MEXICO CITY/SAN FRANCISCO (Reuters) - Japan’s SoftBank Group invested about $20 million in Mexican payments startup Clip early this year, one of its first Latin America deals as it launches a $5 billion technology fund in the region, said three people familiar with the matter.
The technology conglomerate’s cash injection was part of a round that raised roughly $100 million, two of the people said last week.
Clip’s valuation after the transaction rose to between $350 million and $400 million, the two sources said. Clip’s total funding to date is roughly $160 million.
Clip told Reuters SoftBank and New York investment firm General Atlantic have invested in the company, without providing details.
SoftBank Latin America chief executive Marcelo Claure declined to comment on Clip in an interview last month.
SoftBank struck the deal shortly before announcing in March that it would launch the $5 billion Innovation Fund focusing on Latin America.
Mexican investors hope the fund’s deep pockets will be a gamechanger for young companies that struggle to fundraise locally.
“Growth will be faster, more dramatic and more competitive,” Fernando Gonzalez, a partner at Virginia-based QED Investors and CEO of Mexican fintech startup Coru, said last week.
SoftBank announced a $1 billion investment in Colombian delivery app Rappi last Tuesday, citing the startup’s swift growth as a sign of opportunity in the region.
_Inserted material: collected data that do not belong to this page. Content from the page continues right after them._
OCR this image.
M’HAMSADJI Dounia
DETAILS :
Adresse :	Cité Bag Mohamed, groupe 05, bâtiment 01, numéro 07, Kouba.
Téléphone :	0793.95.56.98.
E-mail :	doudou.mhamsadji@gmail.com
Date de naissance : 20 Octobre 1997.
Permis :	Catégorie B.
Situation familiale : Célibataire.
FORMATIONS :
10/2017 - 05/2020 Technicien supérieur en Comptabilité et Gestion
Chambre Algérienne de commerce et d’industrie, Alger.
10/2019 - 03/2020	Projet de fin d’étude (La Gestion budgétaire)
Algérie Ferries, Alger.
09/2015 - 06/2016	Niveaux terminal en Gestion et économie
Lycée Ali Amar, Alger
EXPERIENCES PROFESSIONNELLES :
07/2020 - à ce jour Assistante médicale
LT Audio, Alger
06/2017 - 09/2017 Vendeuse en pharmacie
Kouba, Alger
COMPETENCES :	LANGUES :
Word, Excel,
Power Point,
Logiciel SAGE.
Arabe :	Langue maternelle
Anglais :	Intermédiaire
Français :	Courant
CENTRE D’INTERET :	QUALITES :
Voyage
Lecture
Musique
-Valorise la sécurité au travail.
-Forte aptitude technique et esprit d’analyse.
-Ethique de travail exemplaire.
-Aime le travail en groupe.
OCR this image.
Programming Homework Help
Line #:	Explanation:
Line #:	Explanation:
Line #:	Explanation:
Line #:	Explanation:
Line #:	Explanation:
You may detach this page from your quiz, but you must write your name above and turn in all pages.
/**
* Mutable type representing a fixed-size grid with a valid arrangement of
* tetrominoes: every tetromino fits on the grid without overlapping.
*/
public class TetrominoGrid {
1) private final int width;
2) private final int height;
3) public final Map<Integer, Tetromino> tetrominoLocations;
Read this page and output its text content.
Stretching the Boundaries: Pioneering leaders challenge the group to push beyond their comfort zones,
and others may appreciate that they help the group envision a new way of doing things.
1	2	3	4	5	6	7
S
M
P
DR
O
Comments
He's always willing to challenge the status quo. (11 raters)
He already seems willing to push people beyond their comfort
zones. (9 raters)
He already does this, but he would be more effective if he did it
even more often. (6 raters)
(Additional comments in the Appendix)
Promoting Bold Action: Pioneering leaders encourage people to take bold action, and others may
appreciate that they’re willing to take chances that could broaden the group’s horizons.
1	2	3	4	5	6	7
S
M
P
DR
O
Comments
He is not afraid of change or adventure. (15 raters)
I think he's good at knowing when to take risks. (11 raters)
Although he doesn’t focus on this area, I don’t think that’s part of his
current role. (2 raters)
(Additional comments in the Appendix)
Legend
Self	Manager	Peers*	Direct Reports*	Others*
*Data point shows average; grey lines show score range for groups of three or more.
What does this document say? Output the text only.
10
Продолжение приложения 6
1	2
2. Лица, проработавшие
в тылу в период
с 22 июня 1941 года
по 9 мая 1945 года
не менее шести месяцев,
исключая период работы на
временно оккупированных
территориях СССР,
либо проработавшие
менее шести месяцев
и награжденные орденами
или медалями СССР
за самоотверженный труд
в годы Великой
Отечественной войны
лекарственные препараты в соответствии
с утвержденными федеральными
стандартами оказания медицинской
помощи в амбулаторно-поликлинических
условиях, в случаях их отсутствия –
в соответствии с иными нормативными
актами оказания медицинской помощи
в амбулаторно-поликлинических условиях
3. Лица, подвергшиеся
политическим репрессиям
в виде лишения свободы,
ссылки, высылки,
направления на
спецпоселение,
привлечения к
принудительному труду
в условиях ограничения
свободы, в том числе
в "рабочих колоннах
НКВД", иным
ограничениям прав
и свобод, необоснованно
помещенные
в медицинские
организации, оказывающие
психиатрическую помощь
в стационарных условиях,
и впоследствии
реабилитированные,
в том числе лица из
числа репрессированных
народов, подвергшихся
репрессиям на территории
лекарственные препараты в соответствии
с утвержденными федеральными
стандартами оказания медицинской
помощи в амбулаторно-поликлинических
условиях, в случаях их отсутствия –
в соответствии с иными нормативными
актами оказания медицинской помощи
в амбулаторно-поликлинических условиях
Along with fintech, SoftBank also plans to target e-commerce, healthcare and mobility.
The $20 million Clip investment is unusually small for a firm that typically leads funding rounds and writes checks at least four times that size. SoftBank is also famed for running the world’s largest technology fund, with $100 billion in capital.
But, unlike Asia and the United States, Latin America is a nascent tech market where startups typically have lower valuations and face less competition, meaning even small cash infusions propel growth. In Mexico, startups rarely raise $100 million in a single go.
Claure, who oversees the fund, said in early April the firm had closed some deals and was in the process of finalizing others. His team has looked at more than 140 companies in Latin America, he added.
SoftBank typically pours cash into the most promising companies in each sector within each region that it targets, aiming to help companies scale fast and push out competitors.
Clip, founded in 2012, offers a mobile credit card reader that fits onto smartphones. Businesses across Mexico such as cafes, corner stores and street vendors have adopted the service as a simple, low-cost way to accept cards rather than just cash.
Investors see Mexico as an attractive market for fintech because many people do not have bank accounts but have access to mobile phones, said Eric Perez-Grovas, general partner at local investment firm Jaguar Ventures.
“You have the perfect elements to create fintech giants in this country,” he said.